HONG KONG (CNN) -- North Korea surprised the international community Wednesday by launching a long-range rocket just days after suggesting it would be delayed, South Korea's Ministry of Defense said.
"Shortly after the liftoff, Aegis radar system in the Yellow Sea detected the move," a senior military official was quoted by South Korea's semi-official Yonhap press agency as saying. Yonhap added that President Lee Myung-bak has convened an emergency security meeting in Seoul.
The Japanese government confirmed to CNN by phone that it took place at 9.49 a.m. local time and passed over the island of Okinawa, though no action was taken to shoot it down. It said parts of the three-stage rocket came down in the sea off the Korean Peninsula, with another part dropping into the sea near the Philippines.
Chief Cabinet Secretary Osamu Fujimura told reporters at a press conference in Tokyo that Japan had demanded restraint from Pyongyang and that "it is extremely regrettable that North Korea forced the launch despite our protest. It is not acceptable and we strongly protest against it."
Wednesday's news comes as a surprise after North Korea announced Monday that it was extending the launch window into late December, citing technical issues in an engine. On Tuesday, satellite images purportedly showed the rocket being moved from the launch pad, Yonhap said.
The test has been widely condemned by other countries like the United States and South Korea, which say it is a cover for testing ballistic missile technology. The North insists the launch is aimed at putting a scientific satellite into orbit.
When it announced its plans on December 1, the reclusive North Korean regime said it intended to carry out the launch between Monday and December 22. But on Saturday, the state-run Korean Central News Agency (KCNA) said the launch could be delayed.
In a new article Monday, KCNA reported that scientists and technicians had "found technical deficiency in the first-stage control engine module of the rocket," citing a spokesman for the Korean Committee of Space Technology.
Previous launch attempts by the North in 2006 and 2009 also failed to achieve their stated goal of putting a satellite into orbit and provoked international condemnation.

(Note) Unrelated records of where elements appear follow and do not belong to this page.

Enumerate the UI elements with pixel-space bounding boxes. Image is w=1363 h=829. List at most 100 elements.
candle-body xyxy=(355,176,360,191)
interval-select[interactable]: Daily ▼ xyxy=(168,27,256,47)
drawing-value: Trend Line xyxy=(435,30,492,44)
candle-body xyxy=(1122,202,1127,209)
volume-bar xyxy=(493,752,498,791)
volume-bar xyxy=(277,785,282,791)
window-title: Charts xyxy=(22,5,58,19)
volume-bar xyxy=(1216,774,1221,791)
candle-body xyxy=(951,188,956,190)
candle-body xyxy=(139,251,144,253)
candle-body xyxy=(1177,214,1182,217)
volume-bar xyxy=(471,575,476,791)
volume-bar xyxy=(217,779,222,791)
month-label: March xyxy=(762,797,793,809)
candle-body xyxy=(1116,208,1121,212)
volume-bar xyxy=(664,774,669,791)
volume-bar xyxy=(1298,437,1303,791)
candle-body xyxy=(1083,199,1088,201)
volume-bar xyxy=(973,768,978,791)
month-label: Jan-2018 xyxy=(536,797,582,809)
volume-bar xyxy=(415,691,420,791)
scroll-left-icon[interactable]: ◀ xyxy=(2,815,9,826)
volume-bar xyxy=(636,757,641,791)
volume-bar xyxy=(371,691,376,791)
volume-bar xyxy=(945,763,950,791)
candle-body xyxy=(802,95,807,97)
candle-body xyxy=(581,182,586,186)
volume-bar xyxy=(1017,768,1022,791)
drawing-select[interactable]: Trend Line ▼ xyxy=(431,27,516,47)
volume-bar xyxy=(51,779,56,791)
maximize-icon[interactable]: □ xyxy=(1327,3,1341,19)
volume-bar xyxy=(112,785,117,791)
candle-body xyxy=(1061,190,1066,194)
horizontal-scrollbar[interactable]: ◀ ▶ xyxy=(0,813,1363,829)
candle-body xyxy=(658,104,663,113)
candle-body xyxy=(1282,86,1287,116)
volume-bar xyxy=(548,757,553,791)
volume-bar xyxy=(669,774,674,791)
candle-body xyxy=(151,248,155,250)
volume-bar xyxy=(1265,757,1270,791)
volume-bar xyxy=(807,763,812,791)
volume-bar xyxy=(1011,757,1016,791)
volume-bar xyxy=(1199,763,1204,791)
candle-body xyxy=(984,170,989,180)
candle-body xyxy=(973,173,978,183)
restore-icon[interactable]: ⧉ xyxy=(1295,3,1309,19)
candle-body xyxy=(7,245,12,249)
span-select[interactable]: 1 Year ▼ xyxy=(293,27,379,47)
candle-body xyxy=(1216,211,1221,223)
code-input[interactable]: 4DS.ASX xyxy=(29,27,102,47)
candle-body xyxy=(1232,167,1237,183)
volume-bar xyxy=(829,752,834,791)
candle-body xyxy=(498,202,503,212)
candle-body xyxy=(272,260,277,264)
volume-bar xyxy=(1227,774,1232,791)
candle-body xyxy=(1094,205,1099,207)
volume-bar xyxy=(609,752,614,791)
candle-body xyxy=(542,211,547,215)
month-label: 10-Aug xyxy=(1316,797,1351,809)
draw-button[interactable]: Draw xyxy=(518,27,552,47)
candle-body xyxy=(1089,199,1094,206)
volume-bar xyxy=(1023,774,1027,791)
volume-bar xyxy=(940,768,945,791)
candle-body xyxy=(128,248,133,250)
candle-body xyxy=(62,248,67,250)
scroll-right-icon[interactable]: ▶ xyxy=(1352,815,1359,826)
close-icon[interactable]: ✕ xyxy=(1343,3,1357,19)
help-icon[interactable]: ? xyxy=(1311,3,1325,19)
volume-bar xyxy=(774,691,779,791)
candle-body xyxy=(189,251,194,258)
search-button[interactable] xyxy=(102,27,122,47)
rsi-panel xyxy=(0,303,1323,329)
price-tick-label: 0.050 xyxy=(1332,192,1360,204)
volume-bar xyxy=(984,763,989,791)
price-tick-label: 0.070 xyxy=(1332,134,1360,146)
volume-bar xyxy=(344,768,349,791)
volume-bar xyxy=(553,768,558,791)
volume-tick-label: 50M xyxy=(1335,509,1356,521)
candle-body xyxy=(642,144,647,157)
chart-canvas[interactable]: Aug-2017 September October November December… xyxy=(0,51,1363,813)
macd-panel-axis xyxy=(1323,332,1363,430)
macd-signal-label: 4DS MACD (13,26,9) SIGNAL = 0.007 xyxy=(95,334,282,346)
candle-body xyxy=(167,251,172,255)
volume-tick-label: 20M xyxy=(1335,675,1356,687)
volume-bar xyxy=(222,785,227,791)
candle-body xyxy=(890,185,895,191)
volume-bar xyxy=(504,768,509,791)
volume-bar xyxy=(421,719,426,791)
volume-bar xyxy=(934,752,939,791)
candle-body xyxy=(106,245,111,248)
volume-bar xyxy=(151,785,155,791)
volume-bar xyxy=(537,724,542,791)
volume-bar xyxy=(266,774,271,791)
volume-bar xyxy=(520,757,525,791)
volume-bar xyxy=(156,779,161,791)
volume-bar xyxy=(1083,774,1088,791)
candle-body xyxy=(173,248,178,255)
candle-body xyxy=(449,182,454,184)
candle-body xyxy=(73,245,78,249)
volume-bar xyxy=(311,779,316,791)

Pyongyang has said the planned rocket launch would be "true to the behests" of Kim Jong Il, the late North Korean leader and father of Kim Jong Un, head of the ruling regime.
Kim Jong Il died on December 17 last year, so the first anniversary of his death falls within the launch window that North Korea has announced.
Experts also speculate that Pyongyang wants this launch to happen before the end of 2012, the year that marks the centenary of the birth of Kim Il Sung, the founder of North Korea and grandfather of Kim Jong Un.